- Born: July 30, 1978 (age 48) Boston, Massachusetts, U.S.

= Esteban Carpio =

American murderer (born 1978)

Esteban Carpio (born July 30, 1978) is an American murderer serving a life sentence without parole for killing a detective during an interrogation at a Providence, Rhode Island, police station in 2005.

==Crime==
On April 17, 2005, Carpio was detained on suspicion of stabbing 85-year-old Madeline Garth. He was being questioned by Providence Police Detective Sgt. James L. Allen and another detective at Providence Police headquarters. When the second detective left the third-floor interview room to retrieve water for Carpio, a struggle ensued. Carpio shot Allen twice, killing him, then jumped from a third-floor window in an escape attempt.

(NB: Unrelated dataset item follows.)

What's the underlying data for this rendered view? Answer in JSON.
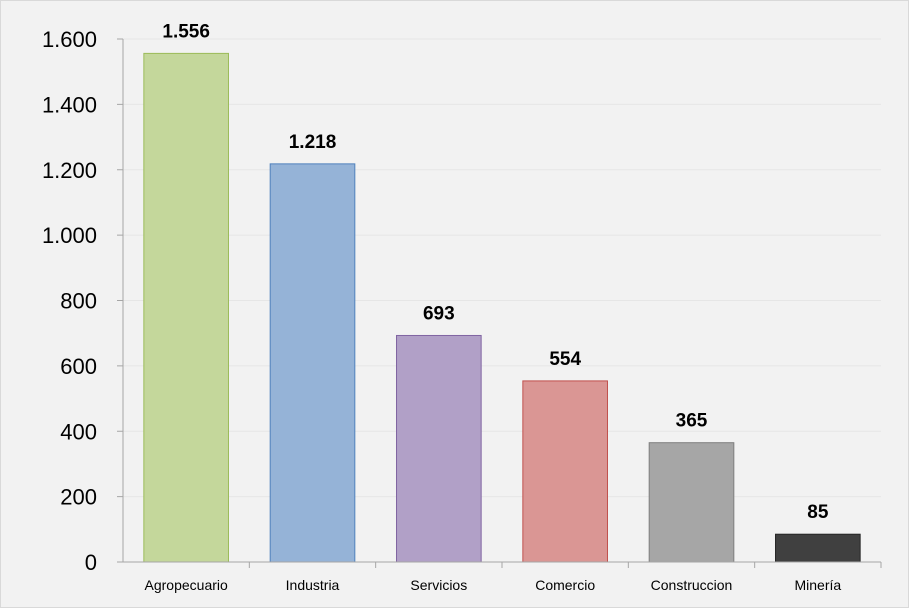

==Trial, conviction and appeals==
At his arraignment hearing, Carpio wore a mask due to injuries sustained the previous day. His eyes, cheeks, forehead, and cranial region were red, bruised and swollen. Carpio's family broke down in court and accused the police of brutality. Providence Police Chief Dean M. Esserman said Carpio's injuries were sustained as a result of his jump from the third-floor interview room. Rhode Island State Police detective Christopher Zarrella testified in court he had punched Carpio in self-defense during the arrest, striking Carpio’s face three times. An FBI investigation concluded police did not use excessive force.

On June 27, 2006, a jury found Carpio guilty of the murder of Detective Allen and the stabbing of Madeline Gatta. The jury rejected Carpio's insanity defense; he was sentenced to life in prison without parole.

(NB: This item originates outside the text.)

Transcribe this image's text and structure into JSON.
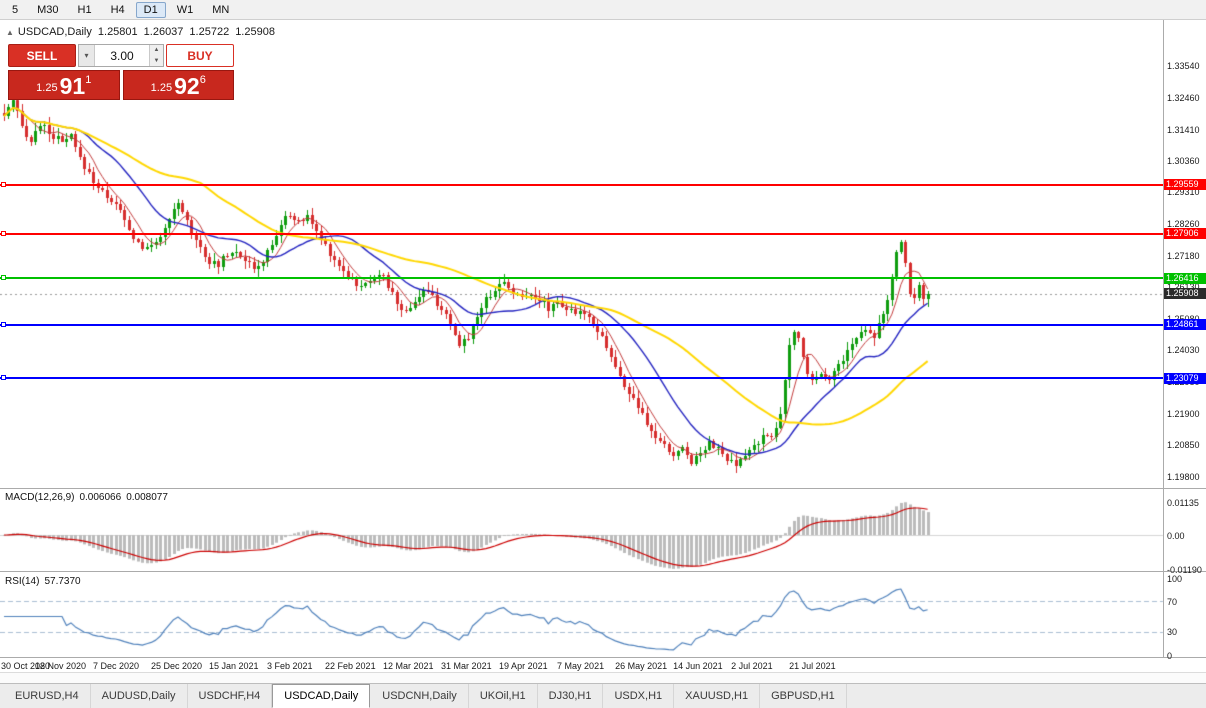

The state Supreme Court in 2012 denied Carpio’s appeal, saying, in part, that his lawyers had strategically opted not to pursue a new trial.

In 2017, he appealed to a federal judge and argued that the jury wrongfully convicted him, though he lacked criminal responsibility at the time because he was mentally ill and unable to appreciate the wrongfulness of his actions.